Et voilà comment des acteurs de tous types imaginent — et mettent en forme — des scénarios et objets capables de tromper leur monde, tels le bracelet euthanasiant, les faux équipements militaires de la Red Team, ou la viande à emballage comestible. La France compte aujourd’hui une trentaine d’acteurs de design fiction, consultants indépendants ou cabinets de conseil en innovation.

L’imagination est bien la clé de ces dispositifs : « On ne va pas pouvoir façonner l’avenir juste en tirant un trait sur le passé », remarque Alexandre Florentin, qui présida la mission d’information et d’évaluation Paris à 50 degrés l’an dernier. « Veillons cependant à ne pas instrumentaliser ces auteurs de SF », prévient l’anthropologue Olivier Wathelet, l’un des membres fondateurs de Making Tomorrow.

Il ne s’agit pas de faire de l’animation d’équipe avec des ateliers amusants. « C’est leur vision créative et poétique qui nous est précieuse. Aux décideurs, ensuite, d’être à la hauteur de ce qu’ils proposent ». Ces auteurs d’un genre considéré comme populaire donc secondaire, désormais mis en lumière, pourraient-ils « changer le monde » ? Et si le vrai changement commençait par là ?

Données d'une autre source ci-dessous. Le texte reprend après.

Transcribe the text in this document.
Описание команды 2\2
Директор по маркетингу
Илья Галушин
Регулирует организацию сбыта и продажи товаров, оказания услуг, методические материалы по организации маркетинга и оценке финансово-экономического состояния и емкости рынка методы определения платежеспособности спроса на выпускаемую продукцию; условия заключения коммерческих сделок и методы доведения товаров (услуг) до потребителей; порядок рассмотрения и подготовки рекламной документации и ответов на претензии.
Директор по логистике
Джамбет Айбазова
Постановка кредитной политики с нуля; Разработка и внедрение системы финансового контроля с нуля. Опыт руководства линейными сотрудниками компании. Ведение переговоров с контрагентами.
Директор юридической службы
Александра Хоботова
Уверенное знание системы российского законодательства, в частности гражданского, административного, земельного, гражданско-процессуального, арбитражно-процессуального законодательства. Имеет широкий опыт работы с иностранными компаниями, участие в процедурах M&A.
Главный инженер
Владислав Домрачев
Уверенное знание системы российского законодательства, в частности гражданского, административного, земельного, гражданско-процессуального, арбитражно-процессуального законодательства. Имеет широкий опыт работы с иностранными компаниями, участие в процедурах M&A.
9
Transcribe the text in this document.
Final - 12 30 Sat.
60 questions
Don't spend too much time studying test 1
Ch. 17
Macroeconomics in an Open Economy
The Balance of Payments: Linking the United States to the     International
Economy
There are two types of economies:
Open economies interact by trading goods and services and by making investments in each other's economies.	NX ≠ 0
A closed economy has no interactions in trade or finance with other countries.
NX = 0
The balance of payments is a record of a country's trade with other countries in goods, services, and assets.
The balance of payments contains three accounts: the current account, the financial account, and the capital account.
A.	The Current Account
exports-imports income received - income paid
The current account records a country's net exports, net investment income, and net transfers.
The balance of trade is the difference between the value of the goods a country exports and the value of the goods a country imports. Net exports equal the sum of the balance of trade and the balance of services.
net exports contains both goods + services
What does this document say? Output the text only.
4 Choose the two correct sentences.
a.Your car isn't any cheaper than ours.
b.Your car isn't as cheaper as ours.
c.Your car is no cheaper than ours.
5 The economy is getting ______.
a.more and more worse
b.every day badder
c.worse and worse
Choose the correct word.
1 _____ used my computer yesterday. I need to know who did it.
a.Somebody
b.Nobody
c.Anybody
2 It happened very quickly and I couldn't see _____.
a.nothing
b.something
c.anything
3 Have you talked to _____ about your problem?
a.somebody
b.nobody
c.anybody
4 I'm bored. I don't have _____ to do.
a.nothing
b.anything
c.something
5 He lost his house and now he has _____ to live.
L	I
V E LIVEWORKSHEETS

Lorraine Rossignol. Télérama n° 3877. 01/05/2024


2 réflexions sur “Le demain-futur !

  1. bernarddominik 02/05/2024 / 9h16

    Jusqu’à maintenant la science fiction n’a fait que du roman. Ses idées sont restées de la fiction. En 2000 les voitures devaient voler et l’homme voyager dans le cosmos. On n’a toujours rien vu de ça mais le smartphone s’est imposé et aucun auteur de SF l’a prévu, pas plus que la voiture électrique.

  2. Pat 02/05/2024 / 19h48

    Je ne suis pas tout à fait d’accord avec mon collègue précédent. Je crois qu’au contraire la SF influence énormément la recherche et dans un sens aussi positif que pernicieux quant il s’agit par exemple de créer des robots, des véritables Avengers porteurs autant de destruction que d’aide à l’humanité. Et de toutes façons le défi de l’IA sera celui d’une évolution dans un sens favorable à l’homme. La science n’a guère d’imagination. Ce sont les génie d’anticipation qui ouvrent des voies.